Все рассмеялись. В вагоне было десятка полтора деревянных скамеек, передние заняты четырьмя русскими тетушками. Шапоров встал на посту у двери в соседний вагон, откуда будет видно, если войдут солдаты. Сержант, карман которого был отягощен револьвером русского гвардейца, составил ему компанию.
— А можно ли отсюда выбраться на крышу вагона, Джонни? — интересовался меж тем Пауэрскорт. — Ты как думаешь? И можно ли перепрыгнуть с вагона на вагон?
— На оба вопроса ответ будет положительный, — сказал Джонни, возвращая в саквояж гаечный ключ, — особенно если ты из британского посольства и у тебя дипломатический иммунитет.
Рикки Краббе перебирал камни в своем мешке, отбирая те, что нравились ему больше, и перекладывая их в карман пиджака. Пауэрскорт проверил, в наличии ли у него позаимствованный у Шатилова пистолет и патроны к нему. Не в первый раз этим вечером он пожалел, что они не смогли пронести с собой оружие, хотя и был уверен, что всякий, кто попытался бы пройти в Александровский дворец с пистолетом, через две недели оказался бы в лучшем случае в Сибири, а в худшем — в подвале Хватова.

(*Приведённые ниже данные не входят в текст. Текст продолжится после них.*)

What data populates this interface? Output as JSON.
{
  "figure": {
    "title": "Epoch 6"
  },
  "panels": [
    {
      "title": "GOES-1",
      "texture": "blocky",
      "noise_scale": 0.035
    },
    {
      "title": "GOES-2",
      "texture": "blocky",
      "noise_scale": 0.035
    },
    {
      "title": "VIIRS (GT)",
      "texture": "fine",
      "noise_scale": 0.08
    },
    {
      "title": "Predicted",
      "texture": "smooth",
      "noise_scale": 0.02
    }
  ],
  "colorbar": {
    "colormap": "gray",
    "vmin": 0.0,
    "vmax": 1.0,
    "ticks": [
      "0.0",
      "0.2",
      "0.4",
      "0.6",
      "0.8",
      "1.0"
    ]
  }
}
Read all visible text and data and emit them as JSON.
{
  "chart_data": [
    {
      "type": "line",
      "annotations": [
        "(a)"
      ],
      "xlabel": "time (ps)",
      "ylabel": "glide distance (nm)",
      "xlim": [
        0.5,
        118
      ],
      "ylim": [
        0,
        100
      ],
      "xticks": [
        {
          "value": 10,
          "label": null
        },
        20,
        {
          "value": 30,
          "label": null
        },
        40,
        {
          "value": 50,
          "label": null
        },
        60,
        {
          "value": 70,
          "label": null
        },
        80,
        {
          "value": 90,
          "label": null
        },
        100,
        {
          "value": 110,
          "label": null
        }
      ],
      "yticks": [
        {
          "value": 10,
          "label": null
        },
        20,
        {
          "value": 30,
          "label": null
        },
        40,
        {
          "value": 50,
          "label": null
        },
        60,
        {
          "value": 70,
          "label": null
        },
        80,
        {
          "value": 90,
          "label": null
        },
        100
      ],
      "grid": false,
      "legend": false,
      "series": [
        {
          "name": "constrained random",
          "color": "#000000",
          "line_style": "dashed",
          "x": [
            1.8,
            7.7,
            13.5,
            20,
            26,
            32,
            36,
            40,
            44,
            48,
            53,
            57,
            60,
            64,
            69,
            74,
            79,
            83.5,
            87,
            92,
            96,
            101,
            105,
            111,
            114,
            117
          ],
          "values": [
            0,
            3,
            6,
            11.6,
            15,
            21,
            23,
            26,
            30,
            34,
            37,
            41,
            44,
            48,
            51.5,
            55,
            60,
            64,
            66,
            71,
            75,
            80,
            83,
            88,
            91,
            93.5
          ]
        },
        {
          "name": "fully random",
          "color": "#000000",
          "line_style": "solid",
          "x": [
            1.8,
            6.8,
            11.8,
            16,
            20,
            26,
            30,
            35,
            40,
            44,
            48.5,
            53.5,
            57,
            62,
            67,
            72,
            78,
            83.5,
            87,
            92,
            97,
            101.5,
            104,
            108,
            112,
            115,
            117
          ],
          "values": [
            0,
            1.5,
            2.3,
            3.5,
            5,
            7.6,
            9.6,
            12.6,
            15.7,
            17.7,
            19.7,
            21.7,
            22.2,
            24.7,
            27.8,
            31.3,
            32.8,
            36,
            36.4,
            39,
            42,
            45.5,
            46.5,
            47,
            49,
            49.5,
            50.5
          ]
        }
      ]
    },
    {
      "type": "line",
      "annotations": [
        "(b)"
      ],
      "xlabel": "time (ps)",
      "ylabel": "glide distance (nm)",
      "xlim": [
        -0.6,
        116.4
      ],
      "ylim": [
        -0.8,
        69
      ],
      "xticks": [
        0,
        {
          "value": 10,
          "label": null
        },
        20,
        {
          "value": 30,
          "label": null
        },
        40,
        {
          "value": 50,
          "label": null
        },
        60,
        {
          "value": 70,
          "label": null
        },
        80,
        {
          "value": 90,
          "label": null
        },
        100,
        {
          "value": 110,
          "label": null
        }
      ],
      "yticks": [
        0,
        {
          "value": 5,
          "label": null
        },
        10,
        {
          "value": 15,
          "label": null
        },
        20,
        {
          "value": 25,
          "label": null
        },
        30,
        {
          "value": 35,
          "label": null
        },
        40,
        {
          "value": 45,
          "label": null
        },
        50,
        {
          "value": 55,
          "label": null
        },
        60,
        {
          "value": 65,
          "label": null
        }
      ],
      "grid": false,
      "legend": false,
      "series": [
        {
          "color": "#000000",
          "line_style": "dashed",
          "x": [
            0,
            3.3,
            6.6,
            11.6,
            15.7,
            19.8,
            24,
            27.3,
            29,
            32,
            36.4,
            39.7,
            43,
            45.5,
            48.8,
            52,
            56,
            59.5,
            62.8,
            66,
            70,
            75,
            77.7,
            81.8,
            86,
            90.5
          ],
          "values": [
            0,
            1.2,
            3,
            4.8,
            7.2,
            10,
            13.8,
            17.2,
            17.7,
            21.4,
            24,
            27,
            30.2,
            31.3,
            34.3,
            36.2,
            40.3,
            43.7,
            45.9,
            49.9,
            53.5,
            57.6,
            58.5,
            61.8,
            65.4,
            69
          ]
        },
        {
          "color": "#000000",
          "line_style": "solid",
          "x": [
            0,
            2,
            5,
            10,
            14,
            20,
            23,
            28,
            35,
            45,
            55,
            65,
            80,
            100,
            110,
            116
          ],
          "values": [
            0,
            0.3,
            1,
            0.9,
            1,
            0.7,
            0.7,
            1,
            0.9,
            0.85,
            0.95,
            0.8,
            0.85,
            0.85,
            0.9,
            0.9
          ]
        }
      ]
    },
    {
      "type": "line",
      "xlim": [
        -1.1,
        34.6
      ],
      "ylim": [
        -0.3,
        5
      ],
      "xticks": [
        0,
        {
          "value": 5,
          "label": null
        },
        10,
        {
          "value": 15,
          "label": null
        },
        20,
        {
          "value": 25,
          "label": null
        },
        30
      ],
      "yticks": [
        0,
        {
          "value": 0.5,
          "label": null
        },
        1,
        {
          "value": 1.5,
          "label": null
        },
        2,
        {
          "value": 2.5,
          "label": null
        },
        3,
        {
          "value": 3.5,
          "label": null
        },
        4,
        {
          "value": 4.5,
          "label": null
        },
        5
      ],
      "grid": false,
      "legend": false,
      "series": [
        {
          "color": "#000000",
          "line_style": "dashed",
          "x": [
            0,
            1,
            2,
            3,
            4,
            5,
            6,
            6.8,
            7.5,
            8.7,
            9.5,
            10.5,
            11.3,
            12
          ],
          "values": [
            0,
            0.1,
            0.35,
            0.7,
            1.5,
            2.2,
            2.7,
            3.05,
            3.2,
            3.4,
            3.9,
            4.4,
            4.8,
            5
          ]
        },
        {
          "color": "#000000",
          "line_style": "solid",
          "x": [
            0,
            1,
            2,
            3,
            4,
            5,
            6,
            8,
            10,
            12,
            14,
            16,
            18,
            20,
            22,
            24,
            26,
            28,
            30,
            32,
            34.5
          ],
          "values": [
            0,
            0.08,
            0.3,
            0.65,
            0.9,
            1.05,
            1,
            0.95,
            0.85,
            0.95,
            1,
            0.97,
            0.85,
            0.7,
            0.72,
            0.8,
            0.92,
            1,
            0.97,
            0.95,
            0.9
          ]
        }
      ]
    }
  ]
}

— Вот что, по-моему, нам следует предпринять, — сказал он, с беспокойством поглядывая на четырех тетушек. — Эти дамы нам здесь ни к чему. В вагон охраны ходу нет. Вот что, Джонни. Я думаю, что тебе, Михаилу и сержанту нужно сейчас же выбраться на крышу и пройти вперед так далеко, как только получится, до самого первого вагона. Таким образом вы окажетесь позади наших преследователей и, если ситуация обострится, сможете напасть на них со спины. Мы с Рикки возьмем на себя роль Леонидов[16] и трехсот спартанцев при Фермопилах, но думаю, надолго нас не хватит. Затем, в отличие от Леонидов, мы тоже дадим деру. Послушайте, Михаил, — отозвал он сторожевого с его поста, — нельзя ли как-нибудь избавиться от этих дам?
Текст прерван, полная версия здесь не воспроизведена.